Conservative Bruce Barlett is one of those that has been quick to blame the ideology for the oppression of African Americans from the Civil War to the Civil Rights Act:
The libertarian philosophy of Rand Paul and the Supreme Court of the 1880s and 1890s gave us almost 100 years of segregation, white supremacy, lynchings, chain gangs, the KKK, and discrimination of African Americans for no other reason except their skin color. The gains made by the former slaves in the years after the Civil War were completely reversed once the Supreme Court effectively prevented the federal government from protecting them. Thus we have a perfect test of the libertarian philosophy and an indisputable conclusion: it didn't work. Freedom did not lead to a decline in racism; it only got worse.
Now, on the surface, I can see some of my liberal friends nod in agreement. But the fact is, the years of Jim Crow were not the result of libertarianism, but state-sponsored racism. In short, Jim Crow came from the government, in this case, the state government. State after state created laws that seprated the races and gave African American children a sub-standard education. Bartlett is correct that the federal goverment expanded rights to include African Americans. It's an example of why many on the right are wary of government: it is powerful enough to both expand and retract rights. Case point: the internment of 100,000 Japanese Americans during World War II, something that was done by the federal government.
David Bernstein offers a pretty good explaination of the post-Civil War era and how it was anything but libertarian in regards to civil rights. He goes after Bartlett with these words:
...for Bartlett to attack libertarianism with the premise that American law was libertarian with regard to how blacks were treated in the Jim Crow South, when in fact they suffered from overt government discrimination, blatantly discriminatory Jim Crow laws, private violence acquiesced to by the government (and sometimes with the participation of the government), and a denial of voting rights based on race, is just risible.

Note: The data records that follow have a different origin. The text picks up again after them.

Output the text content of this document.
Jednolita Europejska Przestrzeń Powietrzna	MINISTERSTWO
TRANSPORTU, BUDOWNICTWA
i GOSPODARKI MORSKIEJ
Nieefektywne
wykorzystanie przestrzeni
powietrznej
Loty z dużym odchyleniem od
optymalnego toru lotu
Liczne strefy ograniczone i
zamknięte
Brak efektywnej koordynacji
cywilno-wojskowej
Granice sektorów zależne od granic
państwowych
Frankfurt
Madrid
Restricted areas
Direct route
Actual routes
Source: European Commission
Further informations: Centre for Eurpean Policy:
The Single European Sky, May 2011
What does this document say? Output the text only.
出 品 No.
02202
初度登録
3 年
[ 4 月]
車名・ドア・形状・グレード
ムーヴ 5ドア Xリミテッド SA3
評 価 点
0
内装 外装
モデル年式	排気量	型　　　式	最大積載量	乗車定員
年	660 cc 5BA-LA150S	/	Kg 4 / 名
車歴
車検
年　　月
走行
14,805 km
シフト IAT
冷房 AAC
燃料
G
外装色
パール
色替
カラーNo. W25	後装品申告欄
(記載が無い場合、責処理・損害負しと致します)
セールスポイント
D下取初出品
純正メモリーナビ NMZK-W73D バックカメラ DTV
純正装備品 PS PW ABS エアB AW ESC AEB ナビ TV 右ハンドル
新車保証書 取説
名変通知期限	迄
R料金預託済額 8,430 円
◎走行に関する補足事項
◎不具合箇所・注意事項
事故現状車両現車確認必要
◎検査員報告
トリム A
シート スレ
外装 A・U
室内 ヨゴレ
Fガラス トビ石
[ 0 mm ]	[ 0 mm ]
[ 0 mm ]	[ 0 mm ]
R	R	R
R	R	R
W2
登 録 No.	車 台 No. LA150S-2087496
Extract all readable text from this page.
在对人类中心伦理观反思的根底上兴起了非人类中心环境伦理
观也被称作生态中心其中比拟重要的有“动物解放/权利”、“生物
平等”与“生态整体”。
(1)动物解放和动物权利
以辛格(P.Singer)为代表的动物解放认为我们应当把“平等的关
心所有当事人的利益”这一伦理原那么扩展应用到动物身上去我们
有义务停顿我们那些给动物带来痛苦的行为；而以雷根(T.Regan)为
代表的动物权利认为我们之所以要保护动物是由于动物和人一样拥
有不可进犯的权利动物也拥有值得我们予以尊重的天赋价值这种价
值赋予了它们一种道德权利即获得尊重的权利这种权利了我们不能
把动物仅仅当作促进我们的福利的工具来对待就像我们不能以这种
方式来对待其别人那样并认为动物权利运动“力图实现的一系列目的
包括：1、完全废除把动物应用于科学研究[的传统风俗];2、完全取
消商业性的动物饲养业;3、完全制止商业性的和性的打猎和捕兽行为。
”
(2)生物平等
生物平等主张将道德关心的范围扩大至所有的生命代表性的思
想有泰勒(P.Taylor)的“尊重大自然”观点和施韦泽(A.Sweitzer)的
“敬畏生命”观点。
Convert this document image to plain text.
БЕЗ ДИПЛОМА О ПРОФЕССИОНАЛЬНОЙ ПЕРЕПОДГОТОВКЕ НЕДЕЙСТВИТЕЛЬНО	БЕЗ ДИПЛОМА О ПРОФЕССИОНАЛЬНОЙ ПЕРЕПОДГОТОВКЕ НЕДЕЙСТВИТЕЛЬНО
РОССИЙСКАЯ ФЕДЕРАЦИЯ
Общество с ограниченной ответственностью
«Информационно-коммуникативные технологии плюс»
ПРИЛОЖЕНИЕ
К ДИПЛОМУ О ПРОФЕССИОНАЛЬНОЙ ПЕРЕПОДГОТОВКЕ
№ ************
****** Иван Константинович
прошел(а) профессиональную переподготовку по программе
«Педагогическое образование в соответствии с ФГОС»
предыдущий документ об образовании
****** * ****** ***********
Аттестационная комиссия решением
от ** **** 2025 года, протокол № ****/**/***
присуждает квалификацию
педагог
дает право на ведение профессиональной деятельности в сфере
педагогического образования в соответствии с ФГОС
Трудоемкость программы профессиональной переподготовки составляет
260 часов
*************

The fact of the matter is, racism has been deeply woven into all sectors of American society. No institution, no ideology was left unscathed. (Conor Friedersdorf has an excellent post -using material from Barlett, no less, about how some heroes of the left thought about minorities way back when.)Government, especially the federal government, has done a fair share to help African Americans and other minorities in America, but it has also done a lot of harm to those communities as well. That is one of the reasons racial discrimination persisted. The fact that government, state and federal, is no longer able to participate or give its blessing to racism has paved the way for African Americans to have greater participation in American society. It's why we now have an African American president. Now that's libertarian.